= North Texas Irish Festival =

North Texas Irish Festival (locally known as NTIF) is an annual three-day ethnic festival held at Dallas' historic Fair Park the first weekend in March. Started in 1983, the festival is the second oldest Irish festival in the country and the largest in the southwest.

The NTIF is produced by the Southwest Celtic Music Association (SCMA), a non-profit corporation founded in 1984 after the first festival. The mission of SCMA is to increase public awareness of the rich cultural heritage of the Celtic people and its enduring efforts on the culture found in the United States. The SCMA sponsors concerts, music and dance workshops, provides referrals for entertainers, organizes regular sessions, and supports other cultural associations with similar purposes.

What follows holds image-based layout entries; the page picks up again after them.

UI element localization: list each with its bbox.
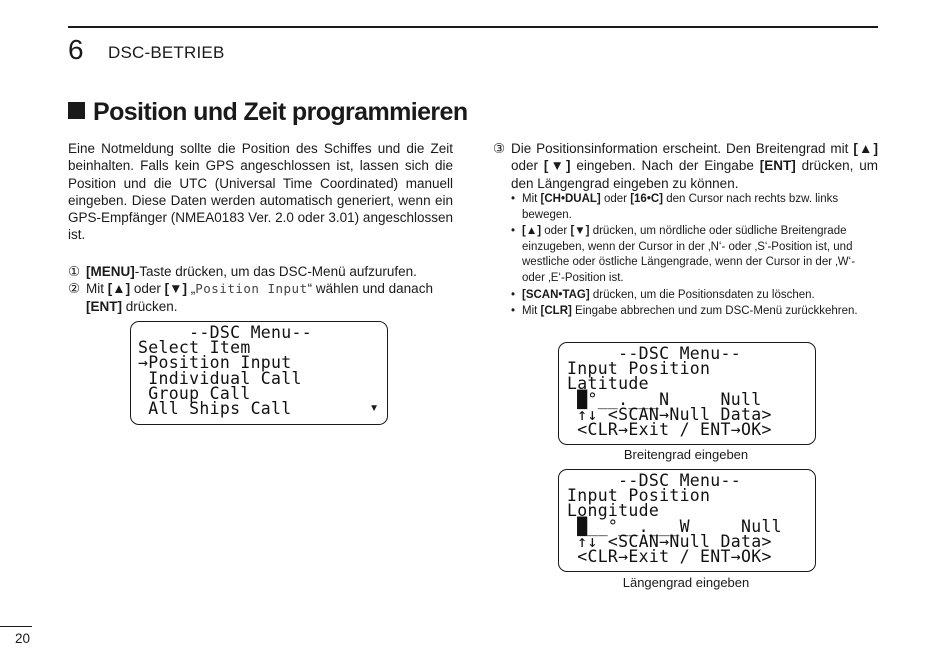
step-text: eingeben. Nach der Eingabe bbox=[570, 158, 760, 174]
lcd-line: ↑↓ <SCAN→Null Data> bbox=[567, 531, 772, 551]
menu-key: [MENU] bbox=[86, 264, 135, 279]
bullet-key: [SCAN•TAG] bbox=[522, 288, 590, 301]
step-text: oder bbox=[130, 281, 165, 297]
down-key: [▼] bbox=[543, 158, 571, 174]
step-text: drücken. bbox=[122, 298, 178, 314]
lcd-line: █°__.___N Null bbox=[567, 389, 762, 409]
up-key: [▲] bbox=[107, 281, 131, 297]
step-number: ③ bbox=[493, 141, 506, 156]
lcd-line: Group Call bbox=[138, 383, 251, 403]
step-text: “ wählen und danach bbox=[307, 281, 433, 297]
bullet-item bbox=[511, 288, 878, 304]
ent-key: [ENT] bbox=[759, 158, 796, 174]
bullet-item bbox=[511, 192, 878, 223]
lcd-text bbox=[567, 344, 772, 440]
section-title: Position und Zeit programmieren bbox=[93, 98, 468, 126]
section-heading bbox=[68, 98, 468, 127]
bullet-text: oder bbox=[600, 193, 631, 205]
lcd-line: --DSC Menu-- bbox=[567, 471, 741, 490]
lcd-longitude bbox=[558, 469, 816, 572]
step-number: ② bbox=[68, 281, 81, 297]
step-text: oder bbox=[511, 158, 544, 174]
lcd-line: Input Position bbox=[567, 359, 711, 379]
bullet-key: [16•C] bbox=[630, 193, 663, 205]
bullet-text: Eingabe abbrechen und zum DSC-Menü zurückkehren. bbox=[571, 305, 858, 318]
bullet-key: [▲] bbox=[522, 225, 542, 238]
lcd-line: --DSC Menu-- bbox=[567, 344, 741, 363]
lcd-line: <CLR→Exit / ENT→OK> bbox=[567, 547, 772, 567]
page-number: 20 bbox=[15, 631, 31, 646]
lcd-dsc-menu bbox=[130, 321, 388, 425]
lcd-line: ↑↓ <SCAN→Null Data> bbox=[567, 404, 772, 424]
step-text: drücken, um den Längengrad eingeben zu können. bbox=[511, 158, 878, 191]
lcd-inline-text: Position Input bbox=[195, 281, 308, 297]
bullet-dot: • bbox=[511, 225, 516, 238]
longitude-caption: Längengrad eingeben bbox=[622, 575, 750, 590]
bullet-item bbox=[511, 304, 878, 320]
lcd-line: →Position Input bbox=[138, 353, 292, 373]
bullet-key: [CLR] bbox=[540, 305, 572, 318]
lcd-line: Longitude bbox=[567, 501, 660, 521]
lcd-line: Select Item bbox=[138, 338, 251, 358]
left-steps bbox=[68, 263, 453, 315]
lcd-line: █__°__.___W Null bbox=[567, 516, 782, 536]
intro-paragraph: Eine Notmeldung sollte die Position des Schiffes und die Zeit beinhalten. Falls kein GPS angeschlossen ist, lassen sich die Position und die UTC (Universal Time Coordinated) manuell eingeben. Diese Daten werden automatisch generiert, wenn ein GPS-Empfänger (NMEA0183 Ver. 2.0 oder 3.01) angeschlossen ist. bbox=[68, 141, 453, 243]
bullet-text: oder bbox=[541, 225, 571, 238]
lcd-line: --DSC Menu-- bbox=[138, 323, 312, 342]
section-square-icon bbox=[68, 102, 85, 119]
scroll-down-icon: ▼ bbox=[369, 403, 379, 414]
step-text: Mit bbox=[86, 281, 108, 297]
bullet-text: Mit bbox=[522, 305, 541, 318]
bullet-list bbox=[511, 192, 878, 321]
lcd-line: Latitude bbox=[567, 374, 649, 394]
step-2 bbox=[68, 280, 453, 315]
right-steps bbox=[493, 140, 878, 192]
bullet-text: den Cursor nach rechts bzw. links bewegen. bbox=[522, 193, 839, 221]
up-key: [▲] bbox=[853, 141, 879, 156]
header-rule bbox=[68, 26, 878, 28]
step-text: -Taste drücken, um das DSC-Menü aufzurufen. bbox=[134, 264, 417, 279]
bullet-text: Mit bbox=[522, 193, 541, 205]
footer-rule bbox=[0, 626, 32, 627]
bullet-dot: • bbox=[511, 305, 516, 318]
bullet-key: [▼] bbox=[570, 225, 590, 238]
bullet-text: drücken, um nördliche oder südliche Breitengrade einzugeben, wenn der Cursor in der ‚N‘- oder ‚S‘-Position ist, und westliche oder östliche Längengrade, wenn der Cursor in der ‚W‘- oder ‚E‘-Position ist. bbox=[522, 225, 856, 284]
lcd-line: Input Position bbox=[567, 486, 711, 506]
lcd-line: All Ships Call bbox=[138, 399, 292, 419]
lcd-text bbox=[567, 471, 782, 567]
lcd-line: Individual Call bbox=[138, 368, 302, 388]
chapter-number: 6 bbox=[68, 34, 84, 65]
latitude-caption: Breitengrad eingeben bbox=[623, 447, 749, 462]
down-key: [▼] bbox=[164, 281, 187, 297]
bullet-dot: • bbox=[511, 193, 516, 205]
bullet-dot: • bbox=[511, 288, 516, 301]
chapter-title: DSC-BETRIEB bbox=[108, 43, 225, 62]
step-1 bbox=[68, 263, 453, 280]
lcd-text bbox=[138, 323, 312, 419]
step-text: Die Positionsinformation erscheint. Den Breitengrad mit bbox=[511, 141, 854, 156]
step-number: ① bbox=[68, 264, 81, 279]
lcd-latitude bbox=[558, 342, 816, 445]
lcd-line: <CLR→Exit / ENT→OK> bbox=[567, 420, 772, 440]
bullet-key: [CH•DUAL] bbox=[540, 193, 601, 205]
bullet-item bbox=[511, 224, 878, 286]
step-text: „ bbox=[187, 281, 196, 297]
bullet-text: drücken, um die Positionsdaten zu löschen. bbox=[589, 288, 815, 301]
ent-key: [ENT] bbox=[86, 298, 122, 314]
step-3 bbox=[493, 140, 878, 192]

The festival headline bands have included Altan, Tommy Makem, Clancy Brothers, Aoife Clancy, Cathie Ryan, Makem Brothers, Dervish, Greenfields of America, Cherish the Ladies, Solas, and Celtic Spring.

Local musicians include many performances from local North Texas pipe and drum bands as well as music from dozens of artists from Texas and surrounding states appearing on nine stages of live music running concurrently.

NTIF celebrated its 27th anniversary in March, 2009 in an expanded location with a record attendance of over 62,000 people.

2021 was the 39th festival, and for the first time, virtual. 2022 resumed live celebrations.